Now, clearly this is right, but I'm not sure if it all adds up the way I'm describing it. What makes (c) the best explanation? Is it the simplest? What does simple mean? Does simple mean only one sentence long? Is it simpler to assume that you were hallucinating or simpler to assume that you actually saw a new species? By simpler, do we just mean "more likely to happen to a person"? So we assume that people see real stuff all the time, and from that we reason that the best explanation of a phenomenon is that you actually saw something? But that's gonna end up being a bit circular, because what we're interested in knowing is what justifies the thought that we're not hallucinating during observation.

Let me move on to ethics. Ethics, Harman says, is quite unlike science when it comes to observation. So, having told us how science works, we should be able to see that ethics doesn't work that way. Let's give it a shot.

So, Harman discusses the example of an ethical obseravtion. You're walking down the street, and you see a bunch of kids burning a cat (his example, not mine!). You immediately come to the conclusion "It's wrong to burn a cat." Now, you didn't necessarily believe this before you saw it. It might be that life never afforded you the opportunity to consider the case of a cat lynching. So we can call this a full-fledged observation of an ethical fact. Of course, of course, your pre-existing beliefs about what's right and wrong factor into your observation, but that doesn't matter because (as Harman argued above) the case is the same for any observation, including a scientific one. Every obseration is processed through the brain's machinary before coming to your consciousness, whether it's an ethical observation or a scientific one.

Now, in science we said that we have reason to believe that scientific facts are true because they are necessary for providing the best explanation for the fact that you had the observation that you did. Now, let's try this for ethics. What is the best explanation for the fact that you had the ethical obseration that you did, that you observed that it's wrong to burn cats? Here are a couple options:
(a) You actually did perceived something in the world that appears the way that you observed it, that is, you actually managed to perceive/see ethical properties in the world, the same way people observe that a ball is blue or that a tree is tall.
(b) You were "hallucinating." Your experience was that of an observation about something real in the world, but actually it was your brain and beliefs doing all the work.

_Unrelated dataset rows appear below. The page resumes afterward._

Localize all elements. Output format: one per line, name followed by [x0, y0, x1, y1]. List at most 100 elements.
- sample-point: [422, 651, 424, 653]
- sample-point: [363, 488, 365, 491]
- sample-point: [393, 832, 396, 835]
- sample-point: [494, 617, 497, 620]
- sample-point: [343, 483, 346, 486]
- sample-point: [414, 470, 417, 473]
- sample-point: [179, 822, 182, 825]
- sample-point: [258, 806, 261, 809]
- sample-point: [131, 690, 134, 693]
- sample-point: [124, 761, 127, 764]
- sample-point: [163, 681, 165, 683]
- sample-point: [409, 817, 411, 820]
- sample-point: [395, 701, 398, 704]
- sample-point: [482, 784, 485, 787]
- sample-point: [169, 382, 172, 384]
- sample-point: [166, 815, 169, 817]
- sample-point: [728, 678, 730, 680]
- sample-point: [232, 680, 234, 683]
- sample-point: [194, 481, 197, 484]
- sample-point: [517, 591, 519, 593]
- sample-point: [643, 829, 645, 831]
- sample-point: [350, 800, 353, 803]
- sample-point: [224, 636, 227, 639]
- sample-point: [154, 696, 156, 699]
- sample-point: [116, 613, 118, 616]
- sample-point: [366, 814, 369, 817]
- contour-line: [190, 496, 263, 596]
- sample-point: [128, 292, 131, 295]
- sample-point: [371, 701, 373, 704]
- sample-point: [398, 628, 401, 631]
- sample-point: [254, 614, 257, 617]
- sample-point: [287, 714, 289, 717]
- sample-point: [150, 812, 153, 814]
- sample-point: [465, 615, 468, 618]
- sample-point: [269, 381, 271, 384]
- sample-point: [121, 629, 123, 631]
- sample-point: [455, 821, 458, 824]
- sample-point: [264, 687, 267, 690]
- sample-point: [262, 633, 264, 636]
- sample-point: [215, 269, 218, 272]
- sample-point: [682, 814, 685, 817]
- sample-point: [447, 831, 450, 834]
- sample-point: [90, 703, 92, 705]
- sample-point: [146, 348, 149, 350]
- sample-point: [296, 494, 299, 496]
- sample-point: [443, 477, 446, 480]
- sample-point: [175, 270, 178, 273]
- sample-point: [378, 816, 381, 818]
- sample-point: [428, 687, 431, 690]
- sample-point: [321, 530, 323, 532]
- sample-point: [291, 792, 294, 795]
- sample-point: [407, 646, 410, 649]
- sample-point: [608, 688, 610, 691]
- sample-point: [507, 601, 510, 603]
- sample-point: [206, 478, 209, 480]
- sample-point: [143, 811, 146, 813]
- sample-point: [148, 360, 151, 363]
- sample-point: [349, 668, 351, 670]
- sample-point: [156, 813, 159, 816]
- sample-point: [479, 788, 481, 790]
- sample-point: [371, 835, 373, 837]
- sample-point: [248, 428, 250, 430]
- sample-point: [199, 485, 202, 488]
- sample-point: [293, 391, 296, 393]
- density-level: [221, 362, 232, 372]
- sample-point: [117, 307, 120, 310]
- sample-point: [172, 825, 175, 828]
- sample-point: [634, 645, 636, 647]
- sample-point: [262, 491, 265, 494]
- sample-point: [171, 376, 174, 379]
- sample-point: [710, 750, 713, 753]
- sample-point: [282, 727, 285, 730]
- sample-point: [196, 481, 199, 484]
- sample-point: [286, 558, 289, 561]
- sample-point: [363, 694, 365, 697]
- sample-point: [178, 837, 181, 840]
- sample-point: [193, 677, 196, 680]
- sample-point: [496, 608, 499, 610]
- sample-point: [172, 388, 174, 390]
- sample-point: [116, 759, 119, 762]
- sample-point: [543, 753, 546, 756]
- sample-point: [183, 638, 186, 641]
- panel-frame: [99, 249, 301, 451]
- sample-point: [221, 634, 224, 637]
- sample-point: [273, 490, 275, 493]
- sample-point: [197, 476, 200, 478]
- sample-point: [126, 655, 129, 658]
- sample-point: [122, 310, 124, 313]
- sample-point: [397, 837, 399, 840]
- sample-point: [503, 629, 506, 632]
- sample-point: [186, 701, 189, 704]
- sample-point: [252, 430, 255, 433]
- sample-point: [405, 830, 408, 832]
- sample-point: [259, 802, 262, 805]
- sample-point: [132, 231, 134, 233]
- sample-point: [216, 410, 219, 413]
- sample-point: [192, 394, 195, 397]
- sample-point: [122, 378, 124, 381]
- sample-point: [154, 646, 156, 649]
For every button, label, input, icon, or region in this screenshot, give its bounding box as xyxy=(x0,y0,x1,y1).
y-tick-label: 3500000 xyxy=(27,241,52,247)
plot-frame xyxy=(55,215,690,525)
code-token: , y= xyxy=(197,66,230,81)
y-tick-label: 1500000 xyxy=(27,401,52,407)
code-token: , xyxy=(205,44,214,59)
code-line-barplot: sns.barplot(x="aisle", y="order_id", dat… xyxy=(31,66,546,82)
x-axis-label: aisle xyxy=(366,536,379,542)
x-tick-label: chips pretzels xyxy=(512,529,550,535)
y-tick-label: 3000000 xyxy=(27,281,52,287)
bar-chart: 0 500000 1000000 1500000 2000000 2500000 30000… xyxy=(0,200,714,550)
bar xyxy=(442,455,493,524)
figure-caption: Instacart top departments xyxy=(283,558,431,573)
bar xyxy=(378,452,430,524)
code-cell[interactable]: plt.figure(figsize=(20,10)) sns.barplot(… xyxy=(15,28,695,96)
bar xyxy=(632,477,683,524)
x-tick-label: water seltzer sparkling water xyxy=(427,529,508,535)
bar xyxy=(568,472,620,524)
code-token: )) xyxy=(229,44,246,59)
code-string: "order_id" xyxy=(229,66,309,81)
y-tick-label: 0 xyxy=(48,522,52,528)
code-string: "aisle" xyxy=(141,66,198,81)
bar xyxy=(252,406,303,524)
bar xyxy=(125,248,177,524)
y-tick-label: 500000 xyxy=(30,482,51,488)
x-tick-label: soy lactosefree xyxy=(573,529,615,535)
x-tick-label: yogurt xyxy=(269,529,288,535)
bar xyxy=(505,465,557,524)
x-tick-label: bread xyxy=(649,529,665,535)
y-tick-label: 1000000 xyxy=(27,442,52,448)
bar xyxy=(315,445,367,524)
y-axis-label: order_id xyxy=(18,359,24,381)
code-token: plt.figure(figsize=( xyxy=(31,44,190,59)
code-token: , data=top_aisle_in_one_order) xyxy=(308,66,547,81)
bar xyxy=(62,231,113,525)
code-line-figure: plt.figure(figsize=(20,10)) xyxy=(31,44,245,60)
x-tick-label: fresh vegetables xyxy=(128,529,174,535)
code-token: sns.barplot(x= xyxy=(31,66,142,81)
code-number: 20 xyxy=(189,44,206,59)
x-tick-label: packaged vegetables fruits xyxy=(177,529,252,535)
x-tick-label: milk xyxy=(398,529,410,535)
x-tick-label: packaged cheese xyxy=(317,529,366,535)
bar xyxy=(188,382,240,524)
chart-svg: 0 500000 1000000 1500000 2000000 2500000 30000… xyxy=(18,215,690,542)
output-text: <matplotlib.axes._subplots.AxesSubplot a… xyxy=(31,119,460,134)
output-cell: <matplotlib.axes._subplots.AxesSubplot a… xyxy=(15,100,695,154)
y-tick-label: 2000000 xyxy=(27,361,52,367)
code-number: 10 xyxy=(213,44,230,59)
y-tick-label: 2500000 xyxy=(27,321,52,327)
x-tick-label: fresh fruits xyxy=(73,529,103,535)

Around here is where I get stuck. The idea is supposed to be that the best explanation of the fact that you had an ethical observation is (b). And so inference to the best explanation doesn't require any ethical facts to exist. But isn't this just to assume what what we were trying to prove? Oy. Need to get back to this.

1 comment:

Jeremy A-D said...

The question is, would it matter if you actually observed a cat burning in the real world? If I made an animation of children burning a cat (even a really crude one), or just talked about burning a cat, you would have the ethical observation that burning cats is bad. It seems then more like a making aware of something that you already know, rather than something you learn from observation (it crucially doesn't matter whether or not anybody has ever burned a cat). In science, on the other hand, I can talk about flying pigs as much as I want, but you won't get any biological insight out of it. Ethics seems to only require thought experiments, which makes it much easier to claim that it is simply an analysis of human thought processes, rather than of the world "out there".